Environ Sci Technol. 2012 Nov 20;46(22):12687-96. doi: 10.1021/es301521p. Epub 2012 Nov 12.
Motivated by the need to understand environmental risks posed by potentially biocidal engineered nanoparticles, the effects of silver nanoparticle (AgNP) exposure on viability in single species Pseudomonas fluorescens biofilms were determined via dye staining methods. AgNP dispersions, containing both particles and dissolved silver originating from the particles, negatively impacted biofilm viability in a dose-dependent manner. No silver treatments (up to 100 ppm AgNPs) resulted in 100% biofilm viability loss, even though these same concentrations caused complete viability loss in planktonic culture, suggesting some biofilm tolerance to AgNP toxicity.
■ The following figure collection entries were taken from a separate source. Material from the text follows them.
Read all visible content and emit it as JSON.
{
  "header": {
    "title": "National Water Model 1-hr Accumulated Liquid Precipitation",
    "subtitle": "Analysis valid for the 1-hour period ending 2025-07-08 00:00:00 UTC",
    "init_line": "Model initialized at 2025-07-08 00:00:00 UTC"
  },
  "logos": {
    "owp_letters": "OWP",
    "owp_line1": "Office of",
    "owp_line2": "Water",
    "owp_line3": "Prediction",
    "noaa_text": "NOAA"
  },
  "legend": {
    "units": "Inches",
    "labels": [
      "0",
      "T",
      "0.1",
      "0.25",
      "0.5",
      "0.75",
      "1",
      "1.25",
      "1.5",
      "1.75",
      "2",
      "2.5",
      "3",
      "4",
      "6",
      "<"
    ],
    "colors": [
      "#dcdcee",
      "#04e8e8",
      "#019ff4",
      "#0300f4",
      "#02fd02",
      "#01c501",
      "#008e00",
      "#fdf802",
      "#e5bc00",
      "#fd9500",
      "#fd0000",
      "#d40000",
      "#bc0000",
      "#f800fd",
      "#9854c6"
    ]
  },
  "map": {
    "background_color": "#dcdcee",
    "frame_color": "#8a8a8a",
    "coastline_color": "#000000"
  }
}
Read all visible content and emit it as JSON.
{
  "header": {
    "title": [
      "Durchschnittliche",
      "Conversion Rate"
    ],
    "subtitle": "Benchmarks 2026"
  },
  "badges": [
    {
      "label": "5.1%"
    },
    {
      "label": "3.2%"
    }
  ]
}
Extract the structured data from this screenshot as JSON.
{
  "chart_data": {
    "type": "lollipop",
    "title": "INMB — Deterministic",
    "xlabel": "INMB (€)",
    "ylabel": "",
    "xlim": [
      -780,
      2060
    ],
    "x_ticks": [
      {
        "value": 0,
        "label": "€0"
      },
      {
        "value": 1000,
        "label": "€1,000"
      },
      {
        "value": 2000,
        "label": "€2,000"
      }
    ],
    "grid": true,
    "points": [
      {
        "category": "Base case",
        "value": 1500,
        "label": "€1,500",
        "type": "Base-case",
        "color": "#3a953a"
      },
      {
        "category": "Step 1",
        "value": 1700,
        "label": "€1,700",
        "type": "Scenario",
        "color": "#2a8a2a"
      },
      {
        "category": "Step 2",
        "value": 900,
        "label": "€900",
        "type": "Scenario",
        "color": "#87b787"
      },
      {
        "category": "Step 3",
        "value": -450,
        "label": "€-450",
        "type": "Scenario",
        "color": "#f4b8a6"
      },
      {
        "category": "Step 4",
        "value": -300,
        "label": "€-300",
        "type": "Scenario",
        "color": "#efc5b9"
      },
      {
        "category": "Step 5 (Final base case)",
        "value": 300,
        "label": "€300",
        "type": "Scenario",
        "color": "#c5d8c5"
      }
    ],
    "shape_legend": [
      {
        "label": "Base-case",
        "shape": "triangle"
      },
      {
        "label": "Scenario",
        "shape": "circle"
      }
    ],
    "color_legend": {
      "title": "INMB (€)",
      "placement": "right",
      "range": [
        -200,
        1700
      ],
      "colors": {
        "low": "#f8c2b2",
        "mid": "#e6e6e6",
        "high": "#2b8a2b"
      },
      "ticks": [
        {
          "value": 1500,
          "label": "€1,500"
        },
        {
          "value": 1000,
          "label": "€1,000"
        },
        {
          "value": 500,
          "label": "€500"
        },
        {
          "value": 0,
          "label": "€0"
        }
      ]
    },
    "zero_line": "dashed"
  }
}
Colloidally stable AgNP suspensions exhibited greater toxicity to biofilms than corresponding particle-free supernatants containing only dissolved silver released from the particles. This distinct nanoparticle-specific toxicity was not observed for less stable, highly aggregated particles, suggesting that biofilms were protected against nanoparticle aggregate toxicity. In both the stable and highly aggregated dispersions, dissolved silver made a significant contribution to overall toxicity. Therefore, despite increased colloidal stability when humic acid adsorbed to AgNPs, the presence of humic acid mitigated the toxicity of AgNP suspensions because it bound to silver ions in solution.
为了了解潜在的具有杀菌作用的工程纳米粒子所带来的环境风险,本研究通过染色法确定了银纳米粒子(AgNP)暴露对单一物种荧光假单胞菌生物膜活力的影响。AgNP 分散体既包含颗粒,又包含源自颗粒的溶解银,以剂量依赖的方式对生物膜活力产生负面影响。即使在浮游培养物中相同浓度会导致完全丧失活力,也没有任何银处理(高达 100ppm 的 AgNPs)导致 100%的生物膜活力丧失,这表明生物膜对 AgNP 毒性具有一定的耐受性。胶体稳定的 AgNP 悬浮液对生物膜的毒性大于仅含有从颗粒中释放的溶解银的相应无颗粒上清液。对于不太稳定、高度聚集的颗粒,没有观察到这种明显的纳米颗粒特异性毒性,这表明生物膜能够抵御纳米颗粒聚集毒性。在稳定和高度聚集的分散体中,溶解银对整体毒性有很大贡献。因此,尽管当腐殖酸吸附到 AgNPs 时增加了胶体稳定性,但腐殖酸的存在减轻了 AgNP 悬浮液的毒性,因为它与溶液中的银离子结合。